Curtin Üniversitesi’nden bir ekip, evrendeki radyo dalgalara dair bir araştırma yaptı. Araştırmacılardan Tyrone O’Doherty, yürüttüğü araştırma sırasında 20 dakikada bir gelip giden yeni bir ışın türü tespit etti. Araştırmayı denetleyen Astrofizikçi Dr. Natasha Hurley-Walker, milisaniyeler veya saniyeler içinde yanıp sönen ışığın Pulsar (nötron yıldızı), birkaç gün içerisinde yanıp sönen ışığın ise Süpernova kaynaklı olduğunu, ancak yeni tespit edilen ışık türünün 20 dakikada bir gelip gittiğini kaydetti. Hurley-Walker, yeni ışık türünün kaynağının bilinmediğine dikkati çekerek, bu ışığın yaklaşık 4 bin ışık yılı gibi yakın bir mesafeden geldiğini belirtti. O’Doherty de ışın türünün, var olduğu tahmin edilen ancak asla gözlemlenmeyen bir tür nötron yıldızı olan “magnetar” olabileceğine işaret etti. O’Doherty, gökyüzünü incelemek için ülkenin batısındaki Murchison Widefield Array (MWA) teleskoplarını kullandı. Araştırmanın sonuçları Nature dergisinde yayımlandı.
'TUHAF HATTA KORKUTUCU BİR GELİŞME'
Sputnik'te yer alan habere göre; tespitin ardından teleskopla objenin incelenmesi araştırmasını yürüten astrofizikçi Natasha Hurley- Walker, yayılımın tıpkı kurulu bir saat gibi hiç şaşmadan her 18.8 dakikada bir gerçekleştiğini söyledi. Evrende 'bir açılıp bir kapanarak' bu şekilde enerji yayan objeler olduğunu hatırlatan ve titreşir gibi duran yıldızlar olan pulsarları buna örnek gösteren Hurley- Walker, 18.8 dakika aralığının ise daha önce şahit olmadıkları bir durum olduğunu, bu tür bir obje bulmanın bir astronom için tuhaf ve korkutucu sayılabileceğini söyledi.

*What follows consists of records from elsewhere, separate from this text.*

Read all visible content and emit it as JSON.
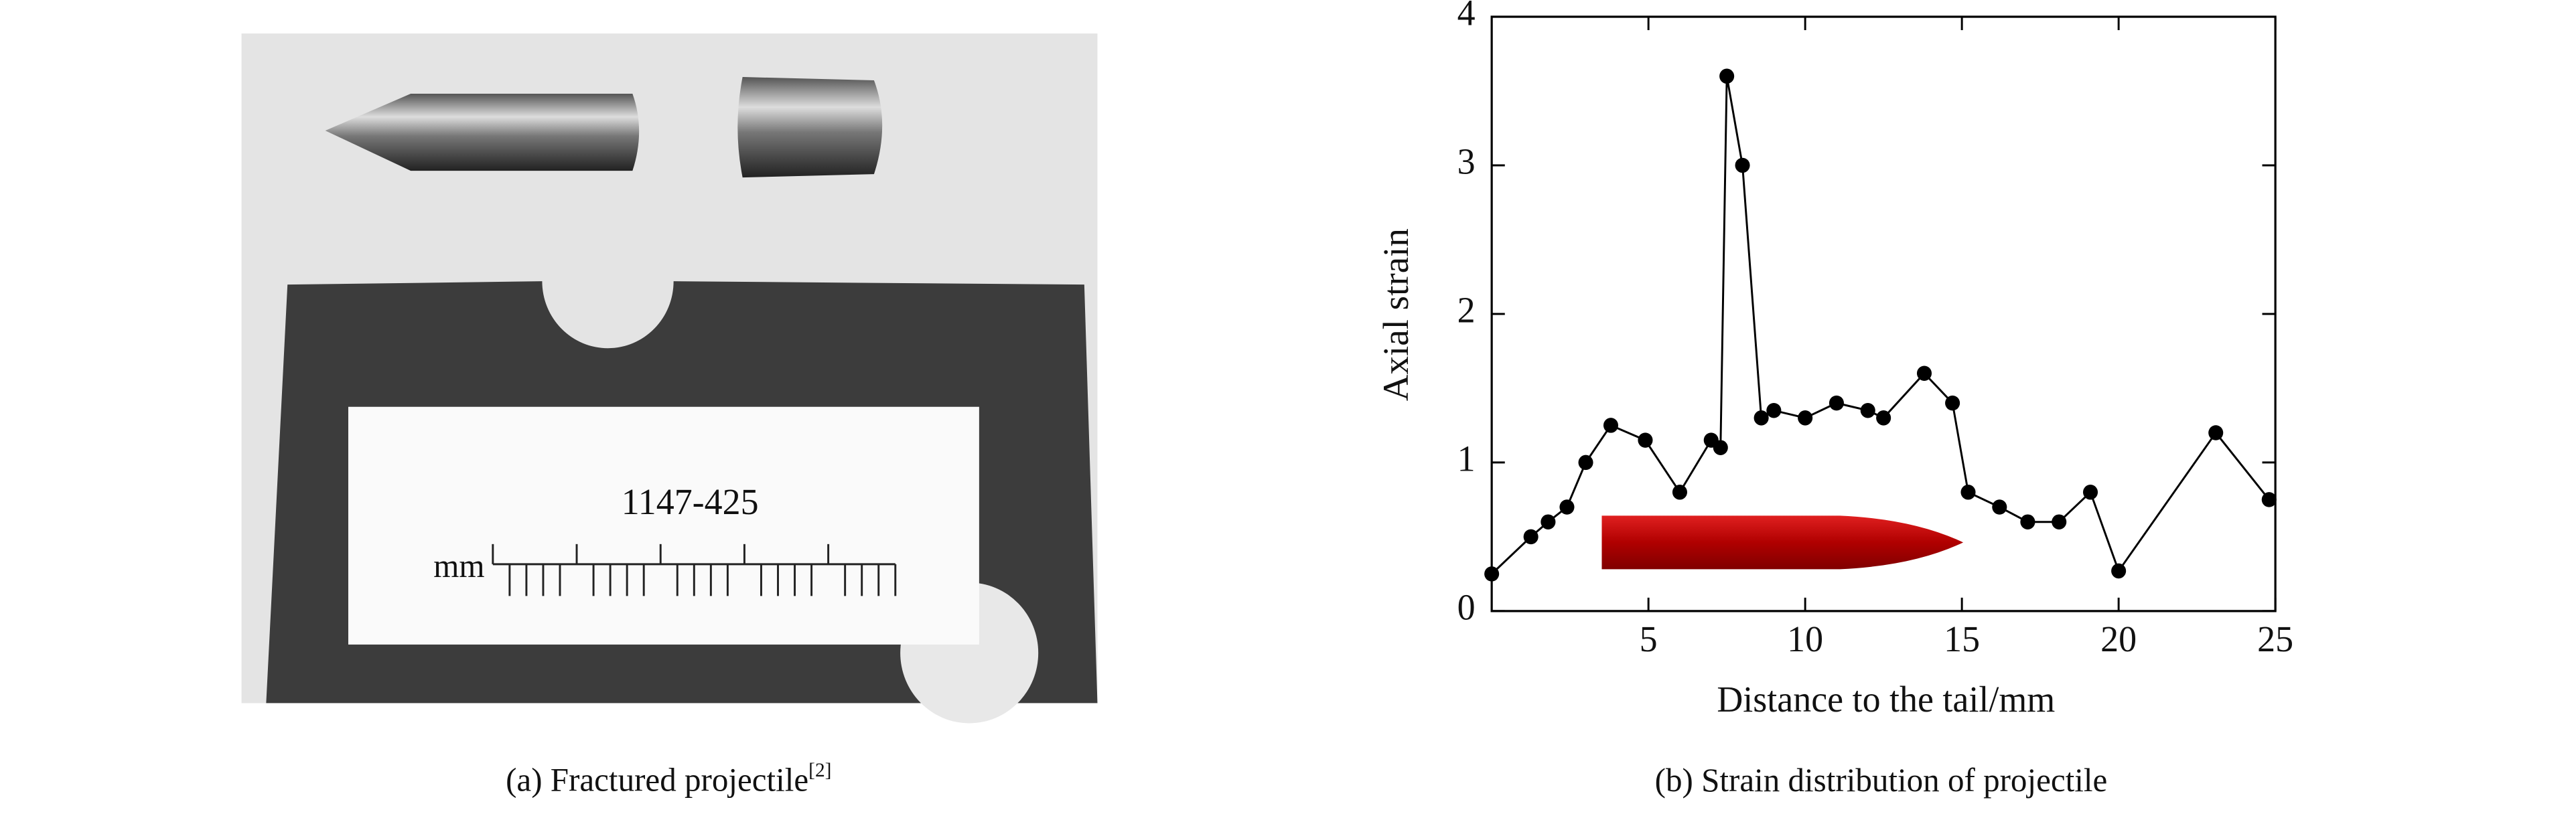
{
  "photo": {
    "caption": "(a) Fractured projectile",
    "caption_ref": "[2]",
    "label": "1147-425",
    "unit": "mm"
  },
  "chart_data": {
    "type": "line",
    "caption": "(b) Strain distribution of projectile",
    "x_label": "Distance to the tail/mm",
    "y_label": "Axial strain",
    "x": [
      0,
      1.25,
      1.8,
      2.4,
      3,
      3.8,
      4.9,
      6,
      7,
      7.3,
      7.5,
      8,
      8.6,
      9,
      10,
      11,
      12,
      12.5,
      13.8,
      14.7,
      15.2,
      16.2,
      17.1,
      18.1,
      19.1,
      20,
      23.1,
      24.8
    ],
    "values": [
      0.25,
      0.5,
      0.6,
      0.7,
      1.0,
      1.25,
      1.15,
      0.8,
      1.15,
      1.1,
      3.6,
      3.0,
      1.3,
      1.35,
      1.3,
      1.4,
      1.35,
      1.3,
      1.6,
      1.4,
      0.8,
      0.7,
      0.6,
      0.6,
      0.8,
      0.27,
      1.2,
      0.75
    ],
    "color": "#000000",
    "xlim": [
      0,
      25
    ],
    "xticks": [
      5,
      10,
      15,
      20,
      25
    ],
    "ylim": [
      0,
      4
    ],
    "yticks": [
      0,
      1,
      2,
      3,
      4
    ]
  }
}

Öte yandan objenin tam olarak ne olduğunu açıklığa kavuşturmak için incelemeleri sürdüren ve sonuçları Nature dergisinde yayınlayan araştırma ekibi eldeki bilgileri kullanarak bazı sonuçlara vardı. Buna göre obje, Dünya'ya 4 bin ışık yılı uzaklıkta, bir hayli parlak ve manyetik alanı çok güçlü.
'BEYAZ CÜCE OLABİLİR'
Ancak araştırmacıların kafasında oturmayan bazı kısımlar var. Nitekim Hurley- Walker bu tuhaflığı şu sözlerle açıkladı: "Hesaplama yaptığınızda görüyorsunuz ki bu tür objelerin her 20 dakikada bir bu çeşit radyo enerjisi üretme gücü olmaması gerekir. Bu normalde mümkün değil."

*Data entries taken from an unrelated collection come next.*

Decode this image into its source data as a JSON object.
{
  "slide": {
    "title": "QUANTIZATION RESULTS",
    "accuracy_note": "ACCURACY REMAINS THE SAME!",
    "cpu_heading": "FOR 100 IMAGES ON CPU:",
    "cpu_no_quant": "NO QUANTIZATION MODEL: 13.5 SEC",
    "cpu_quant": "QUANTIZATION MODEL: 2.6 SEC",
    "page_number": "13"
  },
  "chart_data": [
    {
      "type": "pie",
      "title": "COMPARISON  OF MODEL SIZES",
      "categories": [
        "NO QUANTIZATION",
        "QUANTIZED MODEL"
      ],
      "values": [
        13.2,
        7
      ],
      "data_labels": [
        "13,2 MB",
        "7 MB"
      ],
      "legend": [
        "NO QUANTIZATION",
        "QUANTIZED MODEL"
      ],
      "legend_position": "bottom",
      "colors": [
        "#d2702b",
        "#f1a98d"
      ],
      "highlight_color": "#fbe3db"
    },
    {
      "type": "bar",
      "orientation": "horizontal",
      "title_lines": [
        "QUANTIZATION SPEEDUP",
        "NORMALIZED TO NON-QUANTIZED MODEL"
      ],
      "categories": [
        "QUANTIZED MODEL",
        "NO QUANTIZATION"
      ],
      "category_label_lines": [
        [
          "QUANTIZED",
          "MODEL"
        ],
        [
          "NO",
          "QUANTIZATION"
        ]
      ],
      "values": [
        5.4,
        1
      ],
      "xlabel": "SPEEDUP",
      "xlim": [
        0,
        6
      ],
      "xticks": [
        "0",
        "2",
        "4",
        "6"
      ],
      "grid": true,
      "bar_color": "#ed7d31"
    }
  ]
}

Yine de tahminler yürütmekten geri durmayan araştırmacılar, objenin, kağıt üstünde var olduğu bilinen ama hiç gözlemlenemeyen bir tür manyetik alanı çok yüksek magnetar ya da artık sönmüş bir yıldızın kalıntısı anlamına gelen beyaz cüce olabileceğini düşünüyor.
'UZAYLI SİNYALİ DEĞİL, DOĞAL SÜREÇ'
Hurley- Walker bu radyo enerjisinin uzaydaki başka bir yaşam formundan geliyor olup olmayacağı sorusunu da yanıtladı. Başta "Acaba uzaylılar mı?" diye düşündüğünü itiraf eden Hurley- Walker ancak sinyallerin geniş bir zaman dilimine yayıldığını, dolayısıyla bunların yapay sinyallerden değil doğal bir süreç olduğunu vurguladı.